Poster B106, Sunday, March 26, 8:00 – 10:00 am, Pacific Concourse
Influence of sex on genetic contributions to default mode network associations: a structural MRI study of monozygotic and dizygotic twin pairs
Matthew Jerram1, Elena Molokotos1, Amy Janes1,2; 1Suffolk University, 2McLean Imaging Center
Neuroimaging has demonstrated sex-based differences in brain structure and function, including the default mode network (DMN). The DMN is also highly heritable, both functionally and structurally. To date, no research has yet examined how this heritability is impacted by sex. In this study, we used structural MRI (sMRI) to investigate sex differences in cortical surface area (SA) measures in the DMN in a group of monozygotic (MZ) and dizygotic (DZ) twins. We hypothesized that SA would be differentially correlated between the MZ and DZ pairs and that the pattern of correlation would differ between male and female pairs. Data from the Human Connectome Project were used for this study, which included 3T sMRI data for MZ (n = 72, 52 female) and DZ (n = 60, 35 female) twin pairs, aged 21-35 years. Analysis used a standard pipeline in freesurfer and SA was extracted from regions known to be part of the DMN, including the precuneus, posterior cingulate, rostral anterior cingulate and medial orbitofrontal cortex.

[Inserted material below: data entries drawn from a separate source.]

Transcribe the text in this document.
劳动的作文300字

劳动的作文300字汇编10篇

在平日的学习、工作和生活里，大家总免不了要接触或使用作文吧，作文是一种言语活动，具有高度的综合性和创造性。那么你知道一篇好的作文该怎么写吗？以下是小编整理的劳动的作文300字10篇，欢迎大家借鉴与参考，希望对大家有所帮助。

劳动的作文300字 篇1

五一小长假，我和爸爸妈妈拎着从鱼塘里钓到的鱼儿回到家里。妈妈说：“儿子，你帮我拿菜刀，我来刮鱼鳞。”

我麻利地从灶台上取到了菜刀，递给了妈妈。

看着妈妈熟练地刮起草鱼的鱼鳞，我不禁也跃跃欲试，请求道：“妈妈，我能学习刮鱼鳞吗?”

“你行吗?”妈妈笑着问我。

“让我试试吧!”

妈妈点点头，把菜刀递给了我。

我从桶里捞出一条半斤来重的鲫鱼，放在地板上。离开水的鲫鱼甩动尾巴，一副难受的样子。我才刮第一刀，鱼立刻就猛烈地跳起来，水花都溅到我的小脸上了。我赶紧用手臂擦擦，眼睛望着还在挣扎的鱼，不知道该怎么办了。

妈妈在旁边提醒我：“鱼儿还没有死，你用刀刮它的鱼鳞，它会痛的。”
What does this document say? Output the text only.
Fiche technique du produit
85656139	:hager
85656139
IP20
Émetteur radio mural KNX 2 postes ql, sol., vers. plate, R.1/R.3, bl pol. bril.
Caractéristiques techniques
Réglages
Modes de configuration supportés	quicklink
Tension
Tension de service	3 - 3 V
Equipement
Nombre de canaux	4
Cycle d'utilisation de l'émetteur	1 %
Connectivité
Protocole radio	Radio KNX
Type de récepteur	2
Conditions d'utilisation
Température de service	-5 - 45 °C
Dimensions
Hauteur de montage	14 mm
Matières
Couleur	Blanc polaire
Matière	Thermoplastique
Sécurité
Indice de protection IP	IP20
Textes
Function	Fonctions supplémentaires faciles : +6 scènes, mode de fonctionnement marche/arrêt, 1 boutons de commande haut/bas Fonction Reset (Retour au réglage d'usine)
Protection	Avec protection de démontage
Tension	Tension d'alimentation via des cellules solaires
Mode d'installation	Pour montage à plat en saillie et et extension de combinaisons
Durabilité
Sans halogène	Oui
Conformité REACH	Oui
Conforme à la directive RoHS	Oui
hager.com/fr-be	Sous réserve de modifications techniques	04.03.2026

Total DMN (sum of regional SAs) and individual regions were analyzed. Pearson correlation was calculated for SA within MZ and DZ twin sets. To provide a measure of genetic influence, Fisher’s z transformation examined the MZ-DZ difference in correlation within sex. Results showed that MZ-DZ differences in correlation were significantly larger for women than for men, indicating a stronger genetic influence in DMN structure in women. These results illustrate the importance of considering sex differences when examining the heritability of brain endophenotypes.